Aggregate patient data forms the second needed level. Aggregate patient data has impact on clinical business management and decisions faced by institutions. Therefore, the efficacy of clinical processes in the entire institution must be examined critically. This critical examination can be accomplished only with appropriate data collection and analysis techniques within supporting CIS. Until now, much of the effort to collect and analyze aggregate information for patient outcomes has focused on physician practice. The institution that remains competitive in the future will be the one able to determine the best practices across all clinical disciplines. Additionally, contributions toward patient outcomes will need to be correlated to particular multidisciplinary groups and their changes in practice. Clinical information systems of the future must provide these aggregated data.


Clinical decision-making also will be aided by access to a variety of general and context-specific information and knowledge sources.

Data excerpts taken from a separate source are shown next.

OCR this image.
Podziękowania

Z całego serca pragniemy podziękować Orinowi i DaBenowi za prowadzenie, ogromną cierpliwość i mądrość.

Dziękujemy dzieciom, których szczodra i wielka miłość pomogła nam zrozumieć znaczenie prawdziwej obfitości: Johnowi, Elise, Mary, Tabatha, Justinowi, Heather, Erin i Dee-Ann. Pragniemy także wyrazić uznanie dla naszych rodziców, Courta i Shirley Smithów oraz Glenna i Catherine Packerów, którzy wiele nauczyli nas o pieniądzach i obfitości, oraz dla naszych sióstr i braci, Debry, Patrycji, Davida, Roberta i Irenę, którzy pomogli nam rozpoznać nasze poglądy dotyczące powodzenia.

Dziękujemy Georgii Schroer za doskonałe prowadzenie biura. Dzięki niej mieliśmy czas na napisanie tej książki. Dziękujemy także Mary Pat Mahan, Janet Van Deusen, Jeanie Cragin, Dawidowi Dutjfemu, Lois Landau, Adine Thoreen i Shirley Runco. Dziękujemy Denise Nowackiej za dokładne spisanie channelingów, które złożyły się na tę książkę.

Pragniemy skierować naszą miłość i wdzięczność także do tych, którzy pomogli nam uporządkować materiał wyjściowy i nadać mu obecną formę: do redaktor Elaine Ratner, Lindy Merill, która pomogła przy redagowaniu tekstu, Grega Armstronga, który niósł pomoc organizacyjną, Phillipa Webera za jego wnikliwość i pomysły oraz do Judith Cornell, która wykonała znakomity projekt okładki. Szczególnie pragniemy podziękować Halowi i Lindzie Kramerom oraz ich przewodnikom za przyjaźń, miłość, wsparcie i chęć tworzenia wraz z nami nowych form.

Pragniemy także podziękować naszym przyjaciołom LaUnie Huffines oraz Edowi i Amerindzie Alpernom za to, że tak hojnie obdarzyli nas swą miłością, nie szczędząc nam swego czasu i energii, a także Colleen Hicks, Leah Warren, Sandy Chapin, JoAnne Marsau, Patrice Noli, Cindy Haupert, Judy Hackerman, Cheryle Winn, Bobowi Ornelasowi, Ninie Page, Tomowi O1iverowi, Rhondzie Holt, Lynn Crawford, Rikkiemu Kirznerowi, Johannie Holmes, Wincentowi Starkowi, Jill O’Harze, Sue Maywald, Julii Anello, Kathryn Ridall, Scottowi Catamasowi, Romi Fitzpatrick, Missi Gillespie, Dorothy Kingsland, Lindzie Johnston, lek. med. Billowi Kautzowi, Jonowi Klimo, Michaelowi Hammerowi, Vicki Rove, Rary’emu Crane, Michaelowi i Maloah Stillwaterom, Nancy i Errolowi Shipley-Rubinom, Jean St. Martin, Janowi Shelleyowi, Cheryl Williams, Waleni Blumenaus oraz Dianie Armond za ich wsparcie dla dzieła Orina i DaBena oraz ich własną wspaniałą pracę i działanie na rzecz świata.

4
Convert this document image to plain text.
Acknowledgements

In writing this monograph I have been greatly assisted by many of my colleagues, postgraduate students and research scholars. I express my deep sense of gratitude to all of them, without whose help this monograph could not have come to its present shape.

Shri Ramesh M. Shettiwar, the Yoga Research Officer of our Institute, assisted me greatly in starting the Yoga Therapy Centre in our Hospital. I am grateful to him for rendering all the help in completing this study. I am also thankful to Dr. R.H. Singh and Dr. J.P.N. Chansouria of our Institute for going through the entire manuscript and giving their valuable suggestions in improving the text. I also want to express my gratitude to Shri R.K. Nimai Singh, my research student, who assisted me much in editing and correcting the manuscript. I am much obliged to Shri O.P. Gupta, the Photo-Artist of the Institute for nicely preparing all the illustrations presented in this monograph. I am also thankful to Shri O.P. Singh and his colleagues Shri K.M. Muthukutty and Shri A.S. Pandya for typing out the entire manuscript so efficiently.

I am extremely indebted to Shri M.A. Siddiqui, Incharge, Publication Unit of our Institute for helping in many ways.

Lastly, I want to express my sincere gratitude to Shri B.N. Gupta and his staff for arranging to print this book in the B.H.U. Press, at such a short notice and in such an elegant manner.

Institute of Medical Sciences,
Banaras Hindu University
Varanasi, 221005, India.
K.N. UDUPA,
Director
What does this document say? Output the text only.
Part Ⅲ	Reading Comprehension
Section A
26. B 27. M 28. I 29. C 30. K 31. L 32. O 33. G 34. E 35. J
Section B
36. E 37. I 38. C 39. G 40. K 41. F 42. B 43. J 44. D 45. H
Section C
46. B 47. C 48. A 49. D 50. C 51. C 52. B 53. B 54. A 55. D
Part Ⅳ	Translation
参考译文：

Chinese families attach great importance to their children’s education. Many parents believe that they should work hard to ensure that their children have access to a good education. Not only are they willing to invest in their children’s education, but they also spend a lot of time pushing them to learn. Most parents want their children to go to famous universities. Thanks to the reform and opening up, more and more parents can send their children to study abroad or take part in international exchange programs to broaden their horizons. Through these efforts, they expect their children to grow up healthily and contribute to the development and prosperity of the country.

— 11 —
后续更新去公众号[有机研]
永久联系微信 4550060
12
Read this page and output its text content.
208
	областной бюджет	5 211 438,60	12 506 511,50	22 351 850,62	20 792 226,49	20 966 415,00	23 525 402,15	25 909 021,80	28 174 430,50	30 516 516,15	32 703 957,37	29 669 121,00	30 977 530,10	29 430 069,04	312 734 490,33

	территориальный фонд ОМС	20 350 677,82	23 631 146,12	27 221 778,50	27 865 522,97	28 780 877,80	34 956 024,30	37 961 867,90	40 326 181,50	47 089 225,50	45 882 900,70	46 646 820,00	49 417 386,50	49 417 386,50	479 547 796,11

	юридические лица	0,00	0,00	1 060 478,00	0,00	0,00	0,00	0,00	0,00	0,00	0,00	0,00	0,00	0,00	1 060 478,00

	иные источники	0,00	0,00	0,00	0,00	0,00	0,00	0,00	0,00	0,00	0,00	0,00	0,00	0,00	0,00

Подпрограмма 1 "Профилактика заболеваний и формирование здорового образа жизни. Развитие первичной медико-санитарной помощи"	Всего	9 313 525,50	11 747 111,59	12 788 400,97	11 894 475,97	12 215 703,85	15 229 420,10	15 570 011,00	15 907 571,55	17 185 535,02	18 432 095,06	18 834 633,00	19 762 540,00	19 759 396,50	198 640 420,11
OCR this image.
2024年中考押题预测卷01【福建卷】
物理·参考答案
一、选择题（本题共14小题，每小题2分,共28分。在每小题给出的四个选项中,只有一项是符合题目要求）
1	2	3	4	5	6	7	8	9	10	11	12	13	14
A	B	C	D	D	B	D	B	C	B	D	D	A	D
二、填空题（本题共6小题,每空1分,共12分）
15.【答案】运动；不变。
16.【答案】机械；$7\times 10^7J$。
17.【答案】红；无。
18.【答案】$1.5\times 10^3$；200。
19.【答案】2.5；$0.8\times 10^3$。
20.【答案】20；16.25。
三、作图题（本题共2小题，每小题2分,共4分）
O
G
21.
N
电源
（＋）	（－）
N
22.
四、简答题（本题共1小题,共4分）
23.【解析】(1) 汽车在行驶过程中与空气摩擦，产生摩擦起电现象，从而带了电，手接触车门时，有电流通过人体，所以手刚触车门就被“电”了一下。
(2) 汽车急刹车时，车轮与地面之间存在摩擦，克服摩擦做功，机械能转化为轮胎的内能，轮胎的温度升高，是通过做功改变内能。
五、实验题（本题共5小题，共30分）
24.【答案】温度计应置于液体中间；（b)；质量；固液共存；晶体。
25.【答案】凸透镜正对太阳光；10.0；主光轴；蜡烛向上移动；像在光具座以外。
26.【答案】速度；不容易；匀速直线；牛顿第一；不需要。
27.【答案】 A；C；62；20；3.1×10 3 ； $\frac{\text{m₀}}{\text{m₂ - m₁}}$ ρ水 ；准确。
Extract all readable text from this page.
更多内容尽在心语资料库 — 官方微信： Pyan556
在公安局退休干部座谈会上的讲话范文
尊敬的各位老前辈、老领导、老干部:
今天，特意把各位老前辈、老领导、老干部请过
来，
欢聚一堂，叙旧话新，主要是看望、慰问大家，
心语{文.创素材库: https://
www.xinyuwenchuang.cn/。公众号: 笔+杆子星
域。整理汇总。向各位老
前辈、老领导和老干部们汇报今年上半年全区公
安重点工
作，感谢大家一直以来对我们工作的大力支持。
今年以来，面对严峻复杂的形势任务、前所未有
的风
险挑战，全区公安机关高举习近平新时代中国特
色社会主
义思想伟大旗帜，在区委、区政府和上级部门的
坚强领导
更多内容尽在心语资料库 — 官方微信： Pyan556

Many institutions and CIS vendors are exploring access to professional literature, the Internet, and other sources of expert information and advice.



A combination of factors affecting the health care delivery system will impact the tools used by clinicians to deliver and document care. These factors include: a changing patient population, new therapies and technologies, and an increased emphasis on the effectiveness and efficiency of clinical services. To support these trends, future CIS must have both quantity and quality of data and information, and also the flexibility to migrate to newer care delivery and documentation methods.


As the specialty of nursing informatics has gained credibility, experienced clinicians have become more vocal in expressing the needs of the nursing profession. With vendors' keen interest in expanding CIS functionality, nurses should not hesitate to take the lead in defining patient care automation needs, exploring opportunities to use existing technologies in new ways, and staying abreast of emerging applications in clinical information systems.